Retail sales and food-services spending rose 0.5 percent in March following an 0.8 percent gain in February (see first chart). However, today’s retail sales data are not adjusted for price changes. In real terms, total retail sales were down 0.7 percent (adjusted using the CPI). Still, total retail sales are up 6.9 percent from a year ago while real retail sales are down 1.5 percent.
Core retail sales, which exclude motor vehicle dealers and gasoline retailers, rose 0.2 percent for the month, following a 0.1 percent decline in February (see first chart). The decline leaves that measure with a 6.2 percent gain from a year ago. After adjusting for price changes, real core retail sales fell 0.2 percent in March and are down 0.3 percent from a year ago (see second chart).
Categories were mostly higher for the month with ten up and three down in March. The gains were led by an 8.9 percent rise in gasoline spending. However, the average price for a gallon of gasoline was $4.40, up 19.8 percent from $3.68 in February. General merchandise sales followed with a 5.4 percent increase while electronics and appliance store sales and sporting goods, hobby, and bookstore sales each gained 3.3 percent for the month.
Nonstore retailers led the decliners, down 6.4 percent, followed by motor vehicles sales, off 1.9 percent, and health and personal care store sales, down 0.3 percent (see third chart).
Overall, total nominal retail sales rose for the month, lifted by rising prices, especially for gasoline. However, in real terms, total and core retail sales fell.

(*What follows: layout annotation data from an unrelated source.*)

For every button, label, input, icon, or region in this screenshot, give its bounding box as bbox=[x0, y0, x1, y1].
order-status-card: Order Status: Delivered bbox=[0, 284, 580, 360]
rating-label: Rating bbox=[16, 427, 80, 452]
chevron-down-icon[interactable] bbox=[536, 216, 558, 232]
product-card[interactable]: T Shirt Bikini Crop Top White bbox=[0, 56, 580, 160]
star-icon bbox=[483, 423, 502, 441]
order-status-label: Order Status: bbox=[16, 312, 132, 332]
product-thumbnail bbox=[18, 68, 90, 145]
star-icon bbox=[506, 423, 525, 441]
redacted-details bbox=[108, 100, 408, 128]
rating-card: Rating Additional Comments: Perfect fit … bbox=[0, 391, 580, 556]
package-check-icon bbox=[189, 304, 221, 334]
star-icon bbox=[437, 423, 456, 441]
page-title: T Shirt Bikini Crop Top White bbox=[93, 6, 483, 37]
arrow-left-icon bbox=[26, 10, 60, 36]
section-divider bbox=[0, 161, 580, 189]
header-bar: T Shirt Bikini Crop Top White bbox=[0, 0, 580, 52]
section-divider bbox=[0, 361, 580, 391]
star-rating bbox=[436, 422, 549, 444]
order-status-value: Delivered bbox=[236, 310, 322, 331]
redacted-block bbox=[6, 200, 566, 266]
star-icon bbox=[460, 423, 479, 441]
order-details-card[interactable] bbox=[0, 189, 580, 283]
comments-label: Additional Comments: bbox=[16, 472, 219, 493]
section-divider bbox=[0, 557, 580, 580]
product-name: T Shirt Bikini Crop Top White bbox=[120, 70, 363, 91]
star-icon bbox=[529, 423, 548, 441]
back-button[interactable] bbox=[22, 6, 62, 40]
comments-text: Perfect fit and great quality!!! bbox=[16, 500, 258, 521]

Furthermore, real total and real core retail sales are essentially unchanged from a year ago.
Continuing labor shortages, along with materials shortages and logistical issues, are likely to continue to slow the recovery in production across the economy and sustain upward pressure on prices. In addition, geopolitical and global economic turmoil as a result of the Russian invasion of Ukraine has had a dramatic impact on capital and commodity markets, launching a new wave of disruptions to businesses while a new Fed tightening cycle will likely weigh on future economic activity. The outlook has become highly uncertain.